Gender: Female Religion:Mormon Race or Ethnicity: White Sexual orientation: Straight Occupation: Actor, Talk Show Host Party Affiliation: Republican [2]
Nationality: United States Executive summary:Foreign Correspondent
Laraine Day was a major movie star of the 1940s and '50s. Raised in Utah as part of a prominent Mormon family, she came to Hollywood as a young woman, and made her film debut with an uncredited role in Stella Dallas. Before she was famous she also played the birth-mother of Tarzan and Jane's adopted son "Boy" in Tarzan Finds a Son. Her break came in 1939, with the wildly popular "Dr Kildare" sequels. Day played Kildare's nurse -- and love interest -- in the third through ninth Kildare movies, until her character married the doctor in Dr. Kildare's Wedding Day. As Mrs Kildare, she was written out of the next, and last, Kildare feature.

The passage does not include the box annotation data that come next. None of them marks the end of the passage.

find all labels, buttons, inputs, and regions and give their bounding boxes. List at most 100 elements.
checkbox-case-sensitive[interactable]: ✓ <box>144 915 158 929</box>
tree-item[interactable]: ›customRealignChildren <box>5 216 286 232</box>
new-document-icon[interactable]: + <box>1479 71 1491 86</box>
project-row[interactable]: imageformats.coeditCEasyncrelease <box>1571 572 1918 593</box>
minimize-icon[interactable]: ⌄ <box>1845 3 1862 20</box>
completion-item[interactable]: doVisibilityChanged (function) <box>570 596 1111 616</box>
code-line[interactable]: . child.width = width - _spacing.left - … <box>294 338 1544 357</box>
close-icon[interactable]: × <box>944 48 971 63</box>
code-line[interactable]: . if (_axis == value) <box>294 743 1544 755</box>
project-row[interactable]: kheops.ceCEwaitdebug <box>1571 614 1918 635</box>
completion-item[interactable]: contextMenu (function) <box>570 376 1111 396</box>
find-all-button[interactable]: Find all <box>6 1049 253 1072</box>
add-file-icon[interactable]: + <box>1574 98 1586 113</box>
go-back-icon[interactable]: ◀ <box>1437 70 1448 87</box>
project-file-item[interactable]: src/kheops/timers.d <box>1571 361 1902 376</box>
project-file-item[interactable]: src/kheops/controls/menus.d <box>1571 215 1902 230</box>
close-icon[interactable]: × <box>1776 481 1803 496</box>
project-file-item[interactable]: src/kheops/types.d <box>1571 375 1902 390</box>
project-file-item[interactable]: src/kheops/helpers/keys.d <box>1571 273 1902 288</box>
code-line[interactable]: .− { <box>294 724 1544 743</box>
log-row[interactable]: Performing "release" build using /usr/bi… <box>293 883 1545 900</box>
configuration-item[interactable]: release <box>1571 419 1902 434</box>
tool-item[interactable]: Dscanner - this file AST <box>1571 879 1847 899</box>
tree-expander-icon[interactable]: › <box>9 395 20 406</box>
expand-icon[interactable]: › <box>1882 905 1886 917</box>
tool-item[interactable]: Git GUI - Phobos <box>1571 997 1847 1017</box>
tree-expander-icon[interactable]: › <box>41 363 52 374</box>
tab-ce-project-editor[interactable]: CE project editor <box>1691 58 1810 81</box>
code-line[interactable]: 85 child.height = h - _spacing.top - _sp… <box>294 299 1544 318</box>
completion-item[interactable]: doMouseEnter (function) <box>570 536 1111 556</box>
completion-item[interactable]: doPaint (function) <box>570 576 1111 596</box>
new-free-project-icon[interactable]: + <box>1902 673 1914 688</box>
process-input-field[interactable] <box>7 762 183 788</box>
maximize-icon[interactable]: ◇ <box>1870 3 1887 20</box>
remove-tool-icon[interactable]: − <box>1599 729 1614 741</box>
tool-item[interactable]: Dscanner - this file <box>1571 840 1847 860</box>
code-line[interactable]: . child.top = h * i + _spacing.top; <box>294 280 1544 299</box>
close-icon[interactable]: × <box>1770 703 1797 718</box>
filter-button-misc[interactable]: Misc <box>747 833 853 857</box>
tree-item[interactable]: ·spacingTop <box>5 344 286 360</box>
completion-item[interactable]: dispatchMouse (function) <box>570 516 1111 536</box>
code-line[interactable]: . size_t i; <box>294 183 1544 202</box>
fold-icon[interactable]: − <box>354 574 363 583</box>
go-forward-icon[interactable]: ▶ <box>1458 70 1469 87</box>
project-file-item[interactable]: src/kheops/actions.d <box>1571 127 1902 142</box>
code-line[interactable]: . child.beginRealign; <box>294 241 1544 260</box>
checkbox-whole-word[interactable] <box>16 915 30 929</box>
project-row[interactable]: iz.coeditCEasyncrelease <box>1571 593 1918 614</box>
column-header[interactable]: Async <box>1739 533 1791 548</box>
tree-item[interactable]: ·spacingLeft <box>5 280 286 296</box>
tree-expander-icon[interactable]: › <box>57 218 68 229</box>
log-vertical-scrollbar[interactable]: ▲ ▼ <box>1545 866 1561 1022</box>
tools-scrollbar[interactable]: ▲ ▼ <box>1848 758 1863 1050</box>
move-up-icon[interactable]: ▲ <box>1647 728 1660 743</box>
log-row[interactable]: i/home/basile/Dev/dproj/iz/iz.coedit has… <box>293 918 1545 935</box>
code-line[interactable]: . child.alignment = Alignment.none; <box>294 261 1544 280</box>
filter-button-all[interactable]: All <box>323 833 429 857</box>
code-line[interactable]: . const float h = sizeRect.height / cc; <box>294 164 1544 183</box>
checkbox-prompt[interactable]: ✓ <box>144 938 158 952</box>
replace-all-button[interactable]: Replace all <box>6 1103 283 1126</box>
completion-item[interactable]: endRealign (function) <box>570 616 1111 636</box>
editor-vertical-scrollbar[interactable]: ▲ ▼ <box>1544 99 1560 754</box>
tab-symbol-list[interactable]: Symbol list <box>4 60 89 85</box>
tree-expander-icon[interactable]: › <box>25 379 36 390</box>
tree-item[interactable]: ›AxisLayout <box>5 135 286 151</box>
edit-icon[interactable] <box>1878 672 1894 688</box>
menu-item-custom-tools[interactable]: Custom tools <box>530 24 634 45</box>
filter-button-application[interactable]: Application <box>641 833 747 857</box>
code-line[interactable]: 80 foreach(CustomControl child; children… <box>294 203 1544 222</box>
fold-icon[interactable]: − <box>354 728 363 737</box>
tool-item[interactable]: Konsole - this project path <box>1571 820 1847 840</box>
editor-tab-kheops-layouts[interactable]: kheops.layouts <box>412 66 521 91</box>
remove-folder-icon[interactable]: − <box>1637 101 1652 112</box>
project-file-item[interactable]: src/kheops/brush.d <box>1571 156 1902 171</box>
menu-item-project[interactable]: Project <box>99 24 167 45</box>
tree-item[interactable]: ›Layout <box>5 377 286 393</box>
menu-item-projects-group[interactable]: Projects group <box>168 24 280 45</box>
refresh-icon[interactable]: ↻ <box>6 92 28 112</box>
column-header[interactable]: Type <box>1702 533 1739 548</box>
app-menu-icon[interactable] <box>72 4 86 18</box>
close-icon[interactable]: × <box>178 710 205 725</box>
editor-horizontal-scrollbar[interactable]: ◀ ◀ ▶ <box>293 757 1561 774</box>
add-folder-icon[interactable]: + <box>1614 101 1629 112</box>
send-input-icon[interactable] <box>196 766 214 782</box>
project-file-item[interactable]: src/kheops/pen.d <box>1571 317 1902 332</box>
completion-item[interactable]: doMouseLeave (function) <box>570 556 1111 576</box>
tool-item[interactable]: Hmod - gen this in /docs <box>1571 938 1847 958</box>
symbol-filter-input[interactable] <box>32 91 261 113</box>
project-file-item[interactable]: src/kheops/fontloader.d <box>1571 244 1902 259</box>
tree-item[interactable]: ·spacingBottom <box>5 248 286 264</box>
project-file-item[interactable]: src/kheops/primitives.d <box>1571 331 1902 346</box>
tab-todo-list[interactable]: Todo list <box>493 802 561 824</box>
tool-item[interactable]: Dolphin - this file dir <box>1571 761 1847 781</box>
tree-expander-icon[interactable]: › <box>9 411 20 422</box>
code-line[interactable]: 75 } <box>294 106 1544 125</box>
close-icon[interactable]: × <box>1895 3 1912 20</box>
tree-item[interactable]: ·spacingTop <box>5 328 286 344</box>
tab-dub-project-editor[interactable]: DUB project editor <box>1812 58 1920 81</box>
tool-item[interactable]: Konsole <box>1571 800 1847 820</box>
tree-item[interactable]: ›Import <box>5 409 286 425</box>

In 1942, she starred with Ayres again in the underrated axe murder melodrama Fingers at the Window. Over subsequent decades, her memorable films included the flashback-within-flashback-within-flashback drama The Locket, the gangster comedy Mr Lucky, and the campy paranoia piece I Married A Communist. She was among the all-star passengers in the overwrought airliner-in-peril drama The High and the Mighty, and in Hitchcock's Foreign Correspondent it was Day who encouraged Joel McCrea to give his stirring report of the air raid at the film's climax -- Hitchcock's thinly-veiled plea for America to enter World War II.
When television became a viable income source, Day found the small screen more inviting and less time-consuming than making movies, and she became primarily a TV actress. She had a 15-minute series of uplifting vignettes called Daydreaming with Laraine, and another 15-minute daily celebrity chat show called The Laraine Day Show. Married to New York Giants manager Leo Durocher, Day became one of TV's first female sports reporters when she hosted Day with the Giants, an early 1950s baseball talk show with Giants' players that aired on New York City's Channel 11.
Her last film was a low-budget thriller, The Third Voice, in 1960, but she continued taking occasional guest roles on TV series -- Love Boat, Fantasy Island, Murder, She Wrote, etc. -- through the mid-1980s.
Day also played a small part in the early success of science fiction master Ray Bradbury. They met when he was in his early 20s, and she was between films, donating her time to establishing a playhouse in Los Angeles for Mormon actors. Bradbury, though not Mormon, wangled a small role in a short play scripted by Day -- and ended up rewriting it, and authoring a few other works for the theater.